4. Temperature fluctuation:
Traditionally, indoor cannabis is produced in a very controlled environment where high and low temperatures are set and closely monitored. Outdoor plants, for their part, are subject to the whims of nature, resulting in wide-ranging daily and seasonal swings in environmental conditions, especially temperature. Outdoor cannabis plants typically flower in late fall, when temperatures are cooler. (Daily light interval (DLI) determines when a cannabis plant will flower, not temperature, but that is not the focus here.)
But what temperature range is best? Should you maintain constant set point temperatures? Or maybe allow for outside temperature fluctuation influences to dictate temperatures to some degree? Not too extreme, but perhaps you should set cooler temperatures in flowering stages and night cycles to mimic daily and seasonal temperature shifts.

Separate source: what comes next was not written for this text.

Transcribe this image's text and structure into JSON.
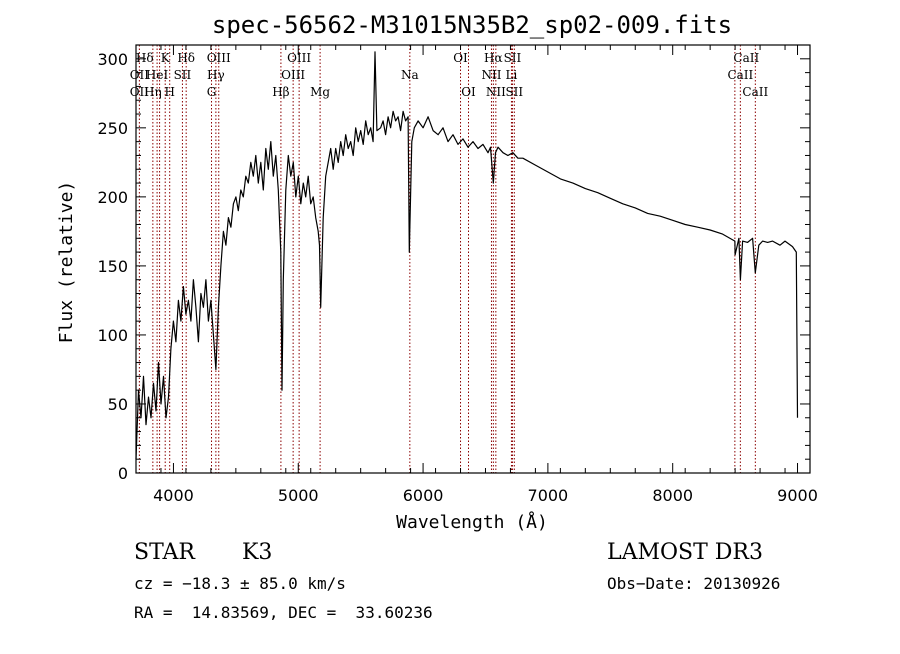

Which temperatures are best for cannabinoid production and terpene preservation while maintaining proper humidity and vapor pressure deficit parameters? Cooler temperatures lend themselves to terpene preservation as terpenes evaporate at higher temperatures, yet most cannabis cultivars’ yields suffer if cultivated in cooler environments. There is an obvious balance between healthy and vigorous plants that yield well, produced in warm environments, and plants produced in cold/cooler environments with a primarily focus on terpene production and/or terpene preservation. What temperature is best for compound production and preservation? And what are the parameters?
5. Ethylene Gas:
Besides the factors listed above, there are many influences to investigate that have been utilized for decades by modern agriculture in a multitude of applications. For instance, ethylene gas is utilized to accelerate the maturation of fruits and flowers in some cases. I have seen a grower who used an ethylene gas buildup during the last days of flowering to cause a majority of a plant’s large fan leaves to dry up and fall off, without compromising the product’s quality. Would it be possible to mature cannabis early without compromise of yield, desirable compounds, or quality at scale by elevating ethylene levels?
6. UVB light spectrum levels for THC production:
Millions of dollars already have been spent investigating this one influence. Yet, even when compiled, the resulting studies and research are conflicting. Most published papers indicate there is a significant benefit to using UVB lighting to increase THC production, while investigations by others indicate very little impact.
Other questions remain: How much UVB light spectrum does a cannabis plant prefer? How much is too much? Can UVB have a positive influence on yield? Does UVB aid in control of contaminants such as powdery mildew?
But Wait, There’s More
Many other areas of cannabis production need further investigation. The cannabis plant is responsive to many influences, such as organic natural enzymes like seaweed and other organic inputs.
Plant hormones are another potential production influence that merits further research. Gibberellins are a group of plant hormones that stimulate stem elongation, germination and flowering. Auxin is another plant hormone that is produced in the stem tip and promotes cell elongation and inhibits growth of lateral buds.
All of this is to point out that we don’t know what we don’t know, and I believe a lot of facts about cannabis cultivation and commercial production have yet to be truly established. So, avoid sticking to your guns unless you have research as ammo.